A square loop of wire carrying current $I$ is lying in the plane of paper as shown in figure. The magnetic field is present in the region as shown. The loop will tend to rotate: (Take length of the side of the square as $l$ and assume $PQ$ is along $+x$ axis and $RS$ is along $+y$ axis)

• A. about $PQ$ with $KL$ coming out of the page , with the net torque $IB{l}^2\hat{i}$.
• B. about $PQ$ with $KL$ coming out of the page , with the net torque $IB{l}^2\hat{j}$.
• C. about $RS$ with $MK$ coming out of the page , with the net torque $IB{l}^2\hat{j}$.
• D. about $RS$ with $MK$ going into the page , with the net torque $IB{l}^2\hat{i}$.

Answer 1

The correct option is A about $PQ$ with $KL$ coming out of the page , with the net torque $IB{l}^2\hat{i}$.

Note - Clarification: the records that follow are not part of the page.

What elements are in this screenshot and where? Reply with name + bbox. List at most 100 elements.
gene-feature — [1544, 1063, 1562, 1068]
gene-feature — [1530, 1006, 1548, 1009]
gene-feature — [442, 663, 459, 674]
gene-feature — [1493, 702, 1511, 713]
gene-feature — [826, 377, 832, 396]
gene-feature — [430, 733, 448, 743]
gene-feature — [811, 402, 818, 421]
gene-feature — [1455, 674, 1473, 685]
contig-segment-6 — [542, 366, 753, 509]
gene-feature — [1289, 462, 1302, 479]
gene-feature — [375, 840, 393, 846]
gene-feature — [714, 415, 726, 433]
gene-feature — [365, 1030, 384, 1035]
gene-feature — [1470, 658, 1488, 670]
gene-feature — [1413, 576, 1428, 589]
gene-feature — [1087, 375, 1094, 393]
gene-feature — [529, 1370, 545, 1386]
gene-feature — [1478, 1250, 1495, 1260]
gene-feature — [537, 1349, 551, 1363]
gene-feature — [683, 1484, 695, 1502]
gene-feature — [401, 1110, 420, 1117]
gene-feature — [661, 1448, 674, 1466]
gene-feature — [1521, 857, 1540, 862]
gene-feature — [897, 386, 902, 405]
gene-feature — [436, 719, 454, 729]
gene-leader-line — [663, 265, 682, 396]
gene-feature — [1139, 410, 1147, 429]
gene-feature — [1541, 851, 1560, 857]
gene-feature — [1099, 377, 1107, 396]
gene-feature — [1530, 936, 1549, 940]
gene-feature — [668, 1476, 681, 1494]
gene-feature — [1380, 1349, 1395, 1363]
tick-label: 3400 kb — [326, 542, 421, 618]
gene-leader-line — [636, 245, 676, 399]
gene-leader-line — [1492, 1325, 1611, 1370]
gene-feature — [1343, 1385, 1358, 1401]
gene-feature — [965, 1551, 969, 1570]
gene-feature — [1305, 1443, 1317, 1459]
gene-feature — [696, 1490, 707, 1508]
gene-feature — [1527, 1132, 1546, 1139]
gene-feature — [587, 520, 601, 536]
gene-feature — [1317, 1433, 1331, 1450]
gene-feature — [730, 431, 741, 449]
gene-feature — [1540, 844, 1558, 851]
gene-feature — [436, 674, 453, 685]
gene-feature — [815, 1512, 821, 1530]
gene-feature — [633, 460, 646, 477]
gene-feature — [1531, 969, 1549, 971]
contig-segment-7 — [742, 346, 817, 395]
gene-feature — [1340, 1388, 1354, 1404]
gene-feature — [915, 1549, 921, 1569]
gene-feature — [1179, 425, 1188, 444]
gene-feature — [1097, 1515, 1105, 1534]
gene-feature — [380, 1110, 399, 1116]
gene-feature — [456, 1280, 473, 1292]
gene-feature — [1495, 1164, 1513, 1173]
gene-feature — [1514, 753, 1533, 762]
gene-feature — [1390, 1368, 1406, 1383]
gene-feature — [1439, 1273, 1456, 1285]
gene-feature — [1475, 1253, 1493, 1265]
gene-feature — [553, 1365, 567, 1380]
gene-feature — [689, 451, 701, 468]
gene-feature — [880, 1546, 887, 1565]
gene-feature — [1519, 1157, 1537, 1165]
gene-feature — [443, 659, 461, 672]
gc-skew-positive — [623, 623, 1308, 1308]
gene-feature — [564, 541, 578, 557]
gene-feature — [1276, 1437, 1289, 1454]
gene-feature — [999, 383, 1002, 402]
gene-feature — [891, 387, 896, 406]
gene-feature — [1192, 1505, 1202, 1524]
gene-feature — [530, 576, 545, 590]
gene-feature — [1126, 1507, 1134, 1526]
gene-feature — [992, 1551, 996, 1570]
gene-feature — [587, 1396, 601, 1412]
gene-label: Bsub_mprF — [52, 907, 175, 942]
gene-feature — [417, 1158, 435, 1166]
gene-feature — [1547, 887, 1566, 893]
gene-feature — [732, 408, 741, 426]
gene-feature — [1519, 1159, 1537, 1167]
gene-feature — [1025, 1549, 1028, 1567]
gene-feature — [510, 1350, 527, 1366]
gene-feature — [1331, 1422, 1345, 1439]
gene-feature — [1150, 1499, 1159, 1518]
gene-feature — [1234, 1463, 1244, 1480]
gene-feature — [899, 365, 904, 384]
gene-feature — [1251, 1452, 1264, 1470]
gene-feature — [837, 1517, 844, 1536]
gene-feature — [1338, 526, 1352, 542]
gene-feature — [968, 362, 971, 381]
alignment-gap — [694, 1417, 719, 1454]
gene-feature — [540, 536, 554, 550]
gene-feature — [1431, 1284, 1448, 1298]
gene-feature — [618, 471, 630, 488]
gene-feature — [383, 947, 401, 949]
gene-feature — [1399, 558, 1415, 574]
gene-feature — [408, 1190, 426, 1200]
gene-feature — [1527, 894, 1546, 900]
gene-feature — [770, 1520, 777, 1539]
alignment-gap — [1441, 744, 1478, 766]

Force on a current carrying wire of length $l$ is, $$\overrightarrow{F}=I(\overrightarrow{l}\times \overrightarrow{B})$$$\Rightarrow \overrightarrow{F_{MK}}=0$, since current in $MK$ is along $\overrightarrow{B}.$

$\Rightarrow \overrightarrow{F_{LN}}=0$, since current in $LN$ is opposite to $\overrightarrow{B}.$

$\Rightarrow \overrightarrow{F_{KL}}=I(l\hat{i}\times B\hat{j})=IBl\hat{k}$

$\Rightarrow \overrightarrow{F_{MN}}=I\left[l\right(-\hat{i})\times B\hat{j}]=IBl(-\hat{k})$

The line of action is not the same for the two forces.

Hence, the loop will rotate about $PQ$ with $KL$ coming out of the page.

So, the net torque about $PQ$,

${\overrightarrow{\tau }}_{net}=\frac{l\hat{j}}{2}\times \overrightarrow{F_{KL}}+\frac{l\widehat{(}-j)}{2}\times \overrightarrow{F_{MN}}$

$\Rightarrow {\tau }_{net}=IB{l}^2\hat{i}$

Hence, option (a) is the correct answer.

Why this question? To teach the concept that, for a closed rectangular current carrying loop, the net force is zero, but the net torque is not zero.